The upheavals at the upper levels of Walt Disney Co. continued late Thursday with the resignation of Steve Wadsworth, the conglomerate’s top executive for its digital unit.
Wadsworth sent an e-mail to his staff, according to The New York Times, in which he wrote: “I have been thinking about this for quite some time, and while it is difficult to leave a great company, an exciting business and a wonderful group of people, my desire and excitement to pursue other opportunities is too great to ignore.”
Disney CEO Bob Iger issued a statement in which he expressed gratitude to Wadsworth. “I’ve been fortunate to work with Steve for many years and am thankful for his dedication and countless contributions to our company,” he said.
Citing sources, The Times identified a likely successor: John Pleasants, CEO of Playdom, a casual gaming company Wadsworth was Instrumental in Disney acquiring in July.
Whether Wadsworth was pushed or left of his own volition will likely be debated in the coming days, but there’s little question that Iger has not been shy about welcoming change atop the uppermost echelons of the company. The past 12 months have been marked by one stunning departure after another, including Walt Disney Studios chairman Dick Cook, and more recently ABC Entertainment chief Steve McPherson and ABC News president David Westin.
Iger may have very well telegraphed the move in his third-quarter earnings call, in which Wadsworth’s unit, Disney Interactive Media Group, posted an operating loss of $65 million; it reported a slightly greater loss in 3Q ’09 as well. But in his discussion of DIMG, Iger, who has always cast himself as a digitally savvy mogul, focused on the growth potential of Playdom, which was acquired for $563 million.
If anything marked Wadsworth’s long ride atop Disney’s digital operations — he took the top job in 1999 and has been with the company since 1993 — it was his ability to make pricey acquisitions including Playdom, and in 2007, he scooped up virtual world Club Penguin, for as much as $700 million.

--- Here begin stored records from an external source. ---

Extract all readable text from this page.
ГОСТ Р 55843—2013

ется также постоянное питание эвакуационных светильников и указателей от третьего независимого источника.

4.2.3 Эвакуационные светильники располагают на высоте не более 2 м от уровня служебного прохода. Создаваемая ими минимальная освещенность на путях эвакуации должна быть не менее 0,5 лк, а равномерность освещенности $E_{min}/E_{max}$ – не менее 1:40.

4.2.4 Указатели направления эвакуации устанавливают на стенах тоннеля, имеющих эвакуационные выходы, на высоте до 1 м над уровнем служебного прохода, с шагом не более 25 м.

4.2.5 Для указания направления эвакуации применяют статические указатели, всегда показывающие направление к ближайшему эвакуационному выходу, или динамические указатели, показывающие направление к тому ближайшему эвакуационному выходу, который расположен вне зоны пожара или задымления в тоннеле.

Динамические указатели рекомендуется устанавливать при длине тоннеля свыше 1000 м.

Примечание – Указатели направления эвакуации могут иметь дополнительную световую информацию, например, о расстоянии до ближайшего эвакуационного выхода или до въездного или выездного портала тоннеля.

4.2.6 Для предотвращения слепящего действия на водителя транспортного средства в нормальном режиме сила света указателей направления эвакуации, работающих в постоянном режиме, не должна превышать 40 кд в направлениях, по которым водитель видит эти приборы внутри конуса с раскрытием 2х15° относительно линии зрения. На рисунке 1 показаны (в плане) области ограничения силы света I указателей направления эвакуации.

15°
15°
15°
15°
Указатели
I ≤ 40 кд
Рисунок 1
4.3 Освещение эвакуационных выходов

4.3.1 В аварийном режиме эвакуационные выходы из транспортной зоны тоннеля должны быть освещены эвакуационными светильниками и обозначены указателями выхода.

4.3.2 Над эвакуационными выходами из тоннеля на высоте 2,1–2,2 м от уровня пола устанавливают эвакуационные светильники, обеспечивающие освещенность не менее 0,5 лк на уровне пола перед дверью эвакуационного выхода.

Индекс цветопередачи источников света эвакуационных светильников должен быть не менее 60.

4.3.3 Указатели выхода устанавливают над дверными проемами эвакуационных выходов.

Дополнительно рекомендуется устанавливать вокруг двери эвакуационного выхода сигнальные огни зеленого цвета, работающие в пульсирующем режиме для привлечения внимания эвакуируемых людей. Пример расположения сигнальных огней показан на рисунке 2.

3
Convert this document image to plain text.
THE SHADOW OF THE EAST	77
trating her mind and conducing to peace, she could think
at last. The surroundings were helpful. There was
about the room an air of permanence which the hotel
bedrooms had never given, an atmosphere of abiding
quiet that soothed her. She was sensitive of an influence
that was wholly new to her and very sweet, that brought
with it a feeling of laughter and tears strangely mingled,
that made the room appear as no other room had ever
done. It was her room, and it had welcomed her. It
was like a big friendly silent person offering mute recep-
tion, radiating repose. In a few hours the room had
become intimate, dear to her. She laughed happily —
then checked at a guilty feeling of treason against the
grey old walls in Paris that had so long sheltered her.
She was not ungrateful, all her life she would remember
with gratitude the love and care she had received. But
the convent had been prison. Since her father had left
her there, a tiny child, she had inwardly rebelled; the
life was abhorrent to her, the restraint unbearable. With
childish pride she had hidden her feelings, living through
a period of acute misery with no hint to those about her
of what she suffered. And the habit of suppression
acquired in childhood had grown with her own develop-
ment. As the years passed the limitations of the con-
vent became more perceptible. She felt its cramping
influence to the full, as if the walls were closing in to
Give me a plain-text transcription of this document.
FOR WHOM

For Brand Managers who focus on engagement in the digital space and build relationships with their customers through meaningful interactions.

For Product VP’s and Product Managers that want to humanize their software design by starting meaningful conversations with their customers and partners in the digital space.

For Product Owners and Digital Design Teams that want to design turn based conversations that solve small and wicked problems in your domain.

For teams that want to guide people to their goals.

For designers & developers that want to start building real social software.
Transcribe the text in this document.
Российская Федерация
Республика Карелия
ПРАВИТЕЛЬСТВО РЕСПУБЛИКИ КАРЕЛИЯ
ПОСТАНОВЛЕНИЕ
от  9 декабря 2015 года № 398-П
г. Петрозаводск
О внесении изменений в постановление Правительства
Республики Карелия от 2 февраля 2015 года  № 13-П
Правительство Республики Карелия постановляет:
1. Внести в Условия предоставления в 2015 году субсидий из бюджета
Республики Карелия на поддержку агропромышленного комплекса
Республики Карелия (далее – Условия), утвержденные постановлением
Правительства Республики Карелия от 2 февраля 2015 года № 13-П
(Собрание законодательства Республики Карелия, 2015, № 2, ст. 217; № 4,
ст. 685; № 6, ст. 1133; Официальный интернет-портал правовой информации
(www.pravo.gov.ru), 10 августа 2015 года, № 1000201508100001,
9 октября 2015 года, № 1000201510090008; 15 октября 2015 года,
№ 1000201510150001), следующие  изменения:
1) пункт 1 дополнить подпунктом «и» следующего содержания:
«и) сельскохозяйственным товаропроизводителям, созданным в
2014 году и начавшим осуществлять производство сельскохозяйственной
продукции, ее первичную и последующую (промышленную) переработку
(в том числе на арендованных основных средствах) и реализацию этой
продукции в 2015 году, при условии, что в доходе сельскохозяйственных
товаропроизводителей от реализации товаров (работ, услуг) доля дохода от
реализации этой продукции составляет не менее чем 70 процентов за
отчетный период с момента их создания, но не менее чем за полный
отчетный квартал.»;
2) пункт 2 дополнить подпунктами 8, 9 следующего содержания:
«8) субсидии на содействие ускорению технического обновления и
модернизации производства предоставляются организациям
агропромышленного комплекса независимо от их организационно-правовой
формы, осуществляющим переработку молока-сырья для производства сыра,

Nevertheless, none of Wadsworth’s purchases had a transformative effect on Disney. Nevertheless, he still managed to consolidate power in recent years, combining oversight of major Web properties like Disney.com with the company’s gaming and mobile assets.
Though control of the Web operations for big Disney brands reverted back to those respective units earlier in his reign, he presided over a sprawling, complicated mix of investments from Canada to China. In recent years, he put a strategic emphasis on taking top Disney brands like “Fairies” and “Cars” and integrating their experiences across gaming consoles and wireless devices.